Meine Finger der linken Hand flogen sicher über die manuellen Einstellungen bis zum Sicherheitscheck. Dann hob ich ihn hoch zu Gonzalez’ rechtem Auge und ließ ihn unter dessen Flüchen und Todesandrohungen die Iris scannen. Der instinktive Versuch, die Augen zusammen zu pressen, scheiterten nach einem kleinen Eingriff kläglich. Der PA prüfte und entriegelte sich.

»Gonzalez, Gonzalez … Nun hättest du mal ein Auge zudrücken können. Vielleicht solltest du auf Glasaugen umstellen. Ah, sieh an, eine interne Eilmeldung. Der UNO-Generalsekretär Elnegaard wurde ermordet. Tragisch. Sieh an, er hatte einen Farbstreifen auf dem Hals, so wie ihn Gangmitglieder aus den Suburbs benutzen, um zu erkennen, ob er ein reAger ist. Jeder weiß, dass Elnegaard für das ewige Leben war, aber die Neuigkeit, dass er sich operieren hat lassen, obwohl es in seiner Heimat noch nicht erlaubt ist und er die Abstimmung vermasselt hat, tss, tss … Das ist nicht schön. Er hat sicherlich kein offizielles GenCenter genutzt, sondern das ganze still und heimlich auf einer Privatfarm erledigen lassen, oder? Ein Wunder, dass diese News überhaupt offiziell ist! Vielleicht wurde sie auch nur … gut lanciert.«

Gonzalez war sichtlich geschockt über die Nachricht. Er taumelte geistig, sammelte sich wieder, der Schmerz in seinen Händen ließ nach. Seine Füße suchten Halt und fanden.

»Ich… weiß nicht. Lass mich laufen, sonst wird es …«

»Oh, plötzlich mutig? Du bist nicht in der Lage Forderungen zu stellen. Sieh nur, wie langsam das Blut aus deinen Wunden tropft und immer heftiger zu Boden klatscht. In dem Haus hier wohnen noch zwei alte Weiber, die ihre Bude kaum mehr verlassen und zwei Singles, die nur in Bars oder in der Welt unterwegs sind. Bedeutet: Dich findet hier kein Mensch. Und du bist doch ein wichtiger Sicherheitschef. Daher kann man dich nicht einmal via Chip orten. Blöd, nicht?«

»Ich weiß nichts.«

»Ich ramm dir dieses Ding unten in dein Ding rein, dass du denkst, du bist ein Eunuch. Also, was weißt du?«

»Verflucht, wer bist du?«

Er suchte erneut nach einem Gesicht.

»Dein persönlicher Pontius Pilatus!«

Die Stimme wurde wieder bedrohlicher, doch ich blieb ich.

»Es … es war bei einer Wahlkampfparty auf Stervals Ranch nahe Atlanta.

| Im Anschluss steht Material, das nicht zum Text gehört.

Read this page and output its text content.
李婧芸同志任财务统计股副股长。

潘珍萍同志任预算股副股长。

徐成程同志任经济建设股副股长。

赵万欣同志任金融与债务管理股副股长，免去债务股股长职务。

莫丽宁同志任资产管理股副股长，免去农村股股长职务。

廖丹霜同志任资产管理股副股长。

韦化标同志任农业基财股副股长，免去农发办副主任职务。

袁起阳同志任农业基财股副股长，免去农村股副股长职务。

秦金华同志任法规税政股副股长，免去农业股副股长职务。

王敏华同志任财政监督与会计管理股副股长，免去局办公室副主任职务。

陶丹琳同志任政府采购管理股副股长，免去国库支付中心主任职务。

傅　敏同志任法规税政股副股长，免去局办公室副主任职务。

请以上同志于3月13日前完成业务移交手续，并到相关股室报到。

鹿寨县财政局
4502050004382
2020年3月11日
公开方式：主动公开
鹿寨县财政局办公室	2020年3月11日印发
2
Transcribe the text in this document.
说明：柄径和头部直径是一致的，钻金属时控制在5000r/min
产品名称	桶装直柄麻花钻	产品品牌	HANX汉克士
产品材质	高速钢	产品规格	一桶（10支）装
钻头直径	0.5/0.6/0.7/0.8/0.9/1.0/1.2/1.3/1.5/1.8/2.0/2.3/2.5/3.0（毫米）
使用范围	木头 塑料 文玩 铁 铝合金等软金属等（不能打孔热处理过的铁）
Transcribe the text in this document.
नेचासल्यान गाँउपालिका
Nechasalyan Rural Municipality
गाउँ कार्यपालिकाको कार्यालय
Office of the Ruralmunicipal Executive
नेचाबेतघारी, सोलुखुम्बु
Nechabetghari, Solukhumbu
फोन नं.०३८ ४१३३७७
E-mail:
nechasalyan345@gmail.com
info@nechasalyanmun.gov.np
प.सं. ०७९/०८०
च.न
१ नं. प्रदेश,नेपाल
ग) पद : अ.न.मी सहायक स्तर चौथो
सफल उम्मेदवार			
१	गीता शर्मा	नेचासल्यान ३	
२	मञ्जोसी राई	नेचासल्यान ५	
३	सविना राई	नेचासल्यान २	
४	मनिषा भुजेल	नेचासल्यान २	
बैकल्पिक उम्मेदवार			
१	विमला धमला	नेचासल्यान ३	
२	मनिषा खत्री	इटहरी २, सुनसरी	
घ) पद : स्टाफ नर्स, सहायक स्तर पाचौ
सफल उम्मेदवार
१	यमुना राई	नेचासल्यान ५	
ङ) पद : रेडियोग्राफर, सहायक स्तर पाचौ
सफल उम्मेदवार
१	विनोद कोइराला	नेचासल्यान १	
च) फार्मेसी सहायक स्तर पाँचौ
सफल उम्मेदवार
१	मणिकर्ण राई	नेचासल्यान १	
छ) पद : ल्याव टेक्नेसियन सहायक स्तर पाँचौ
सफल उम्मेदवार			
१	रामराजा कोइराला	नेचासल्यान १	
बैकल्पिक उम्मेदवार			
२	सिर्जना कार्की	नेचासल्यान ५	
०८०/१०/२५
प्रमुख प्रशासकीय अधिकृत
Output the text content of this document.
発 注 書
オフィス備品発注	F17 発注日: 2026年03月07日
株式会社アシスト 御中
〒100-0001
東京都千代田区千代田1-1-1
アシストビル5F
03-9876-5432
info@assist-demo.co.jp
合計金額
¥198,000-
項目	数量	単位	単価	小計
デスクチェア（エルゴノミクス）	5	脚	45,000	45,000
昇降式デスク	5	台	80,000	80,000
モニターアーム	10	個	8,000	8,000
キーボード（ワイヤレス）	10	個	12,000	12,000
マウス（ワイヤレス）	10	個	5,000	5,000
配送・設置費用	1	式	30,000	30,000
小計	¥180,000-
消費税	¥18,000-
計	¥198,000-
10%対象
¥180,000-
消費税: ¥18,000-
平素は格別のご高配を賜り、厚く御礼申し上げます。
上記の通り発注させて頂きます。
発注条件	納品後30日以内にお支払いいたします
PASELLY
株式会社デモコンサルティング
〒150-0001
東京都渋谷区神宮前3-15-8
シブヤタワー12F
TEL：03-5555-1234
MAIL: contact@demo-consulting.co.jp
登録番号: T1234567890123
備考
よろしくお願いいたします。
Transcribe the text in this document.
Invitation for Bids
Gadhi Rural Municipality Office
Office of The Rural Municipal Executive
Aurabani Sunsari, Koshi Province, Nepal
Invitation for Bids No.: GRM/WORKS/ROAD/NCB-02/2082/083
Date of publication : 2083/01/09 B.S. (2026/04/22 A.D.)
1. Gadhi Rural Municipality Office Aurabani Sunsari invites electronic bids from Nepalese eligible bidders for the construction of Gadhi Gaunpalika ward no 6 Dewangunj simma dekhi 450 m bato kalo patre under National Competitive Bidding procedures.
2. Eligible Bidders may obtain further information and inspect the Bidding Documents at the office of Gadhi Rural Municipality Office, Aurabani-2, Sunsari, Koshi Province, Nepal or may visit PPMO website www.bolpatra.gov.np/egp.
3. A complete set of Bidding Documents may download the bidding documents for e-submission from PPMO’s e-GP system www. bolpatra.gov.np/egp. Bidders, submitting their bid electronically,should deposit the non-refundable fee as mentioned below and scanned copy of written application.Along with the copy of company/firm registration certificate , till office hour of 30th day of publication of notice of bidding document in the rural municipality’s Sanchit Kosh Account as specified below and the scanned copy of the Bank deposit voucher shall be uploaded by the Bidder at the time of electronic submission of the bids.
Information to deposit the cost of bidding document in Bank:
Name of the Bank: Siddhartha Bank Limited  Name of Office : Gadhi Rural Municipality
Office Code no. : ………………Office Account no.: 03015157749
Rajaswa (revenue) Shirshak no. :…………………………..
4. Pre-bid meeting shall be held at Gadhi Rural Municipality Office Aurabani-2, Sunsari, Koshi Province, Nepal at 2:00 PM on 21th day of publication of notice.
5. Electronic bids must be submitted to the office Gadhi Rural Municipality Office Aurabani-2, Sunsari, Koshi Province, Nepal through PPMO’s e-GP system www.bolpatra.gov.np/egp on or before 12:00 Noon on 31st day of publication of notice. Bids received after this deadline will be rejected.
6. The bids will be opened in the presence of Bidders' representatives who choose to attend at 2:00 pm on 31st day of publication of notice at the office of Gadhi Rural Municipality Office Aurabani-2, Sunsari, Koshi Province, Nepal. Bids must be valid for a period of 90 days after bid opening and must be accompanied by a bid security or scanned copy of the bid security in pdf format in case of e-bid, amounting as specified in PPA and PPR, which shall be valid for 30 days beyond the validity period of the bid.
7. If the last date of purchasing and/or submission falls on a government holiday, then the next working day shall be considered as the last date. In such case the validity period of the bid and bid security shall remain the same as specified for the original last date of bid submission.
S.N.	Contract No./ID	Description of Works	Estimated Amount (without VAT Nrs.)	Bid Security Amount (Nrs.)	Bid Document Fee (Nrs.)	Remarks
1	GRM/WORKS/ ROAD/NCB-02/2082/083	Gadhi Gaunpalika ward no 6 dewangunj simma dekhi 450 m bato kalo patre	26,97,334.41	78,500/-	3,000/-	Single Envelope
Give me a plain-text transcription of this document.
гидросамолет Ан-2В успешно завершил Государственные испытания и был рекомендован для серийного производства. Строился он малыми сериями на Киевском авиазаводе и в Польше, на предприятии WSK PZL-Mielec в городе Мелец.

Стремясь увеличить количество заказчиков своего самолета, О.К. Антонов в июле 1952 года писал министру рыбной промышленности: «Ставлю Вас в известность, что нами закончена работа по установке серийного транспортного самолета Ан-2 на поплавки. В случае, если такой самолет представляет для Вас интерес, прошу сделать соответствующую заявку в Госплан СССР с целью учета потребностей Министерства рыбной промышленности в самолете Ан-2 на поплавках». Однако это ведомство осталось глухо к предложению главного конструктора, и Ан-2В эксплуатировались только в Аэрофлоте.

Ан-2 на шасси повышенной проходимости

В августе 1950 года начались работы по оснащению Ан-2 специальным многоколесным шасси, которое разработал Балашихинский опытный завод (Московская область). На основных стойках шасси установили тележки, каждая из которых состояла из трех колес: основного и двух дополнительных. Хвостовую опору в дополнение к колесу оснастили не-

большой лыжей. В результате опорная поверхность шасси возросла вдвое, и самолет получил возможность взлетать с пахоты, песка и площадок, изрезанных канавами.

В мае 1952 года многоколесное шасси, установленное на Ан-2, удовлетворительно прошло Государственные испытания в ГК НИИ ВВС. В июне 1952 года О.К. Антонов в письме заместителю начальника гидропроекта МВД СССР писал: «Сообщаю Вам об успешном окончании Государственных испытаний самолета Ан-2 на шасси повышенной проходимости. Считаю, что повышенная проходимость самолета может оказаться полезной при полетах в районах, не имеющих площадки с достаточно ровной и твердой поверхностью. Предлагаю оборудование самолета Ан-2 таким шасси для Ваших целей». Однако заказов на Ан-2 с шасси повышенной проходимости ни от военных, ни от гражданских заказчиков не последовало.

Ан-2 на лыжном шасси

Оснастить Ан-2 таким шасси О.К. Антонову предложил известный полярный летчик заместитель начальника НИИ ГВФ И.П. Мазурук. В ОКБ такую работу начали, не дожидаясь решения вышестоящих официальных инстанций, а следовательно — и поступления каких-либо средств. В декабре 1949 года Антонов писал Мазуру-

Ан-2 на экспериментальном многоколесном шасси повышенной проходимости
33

Die Frau des verstorbenen Präsidenten Cone war auch da, sowie einige Politiker und Senatoren.«

»Diese Bande!«

Die offene Faust, die Gonzalez traf, kam unverhofft und wütend. Bewusstlos sackte Gonzalez zusammen und noch ehe das körpereigene Gewicht seine Hände aus den Stahlkreuzen riss, entfernte ich sie gleichzeitig mit einem Ruck. Der besinnungslose Körper glitt nach unten auf den rotnassen Boden. Seelenruhig ging ich hinauf in die Wohnung, während ich weiter seinen PA studierte und danach meine Faust kühlte. Sie tat furchtbar weh.

+++ 27% der gläubigen sind es wegen angst vor dem tod +++

+++ und 14% weil es die eltern vorgelebt haben +++

+++ wissenschaft: religion ist nur ein ergebnis chemischer körperreaktionen +++

Vatikanstadt

Der hohe Dauerton riss Dr. Antonio aus seiner Gedankenwelt. Der Leibarzt des Papstes jagte innerhalb der Katakomben des alten Bahnhofs aus seinem kleinen Labor weiter in das abgedunkelte Überwachungszentrum. Die Bildübertragung zu McClanahan nach New York war unterbrochen. Irgendetwas musste passiert sein! Er informierte umgehend Smoath.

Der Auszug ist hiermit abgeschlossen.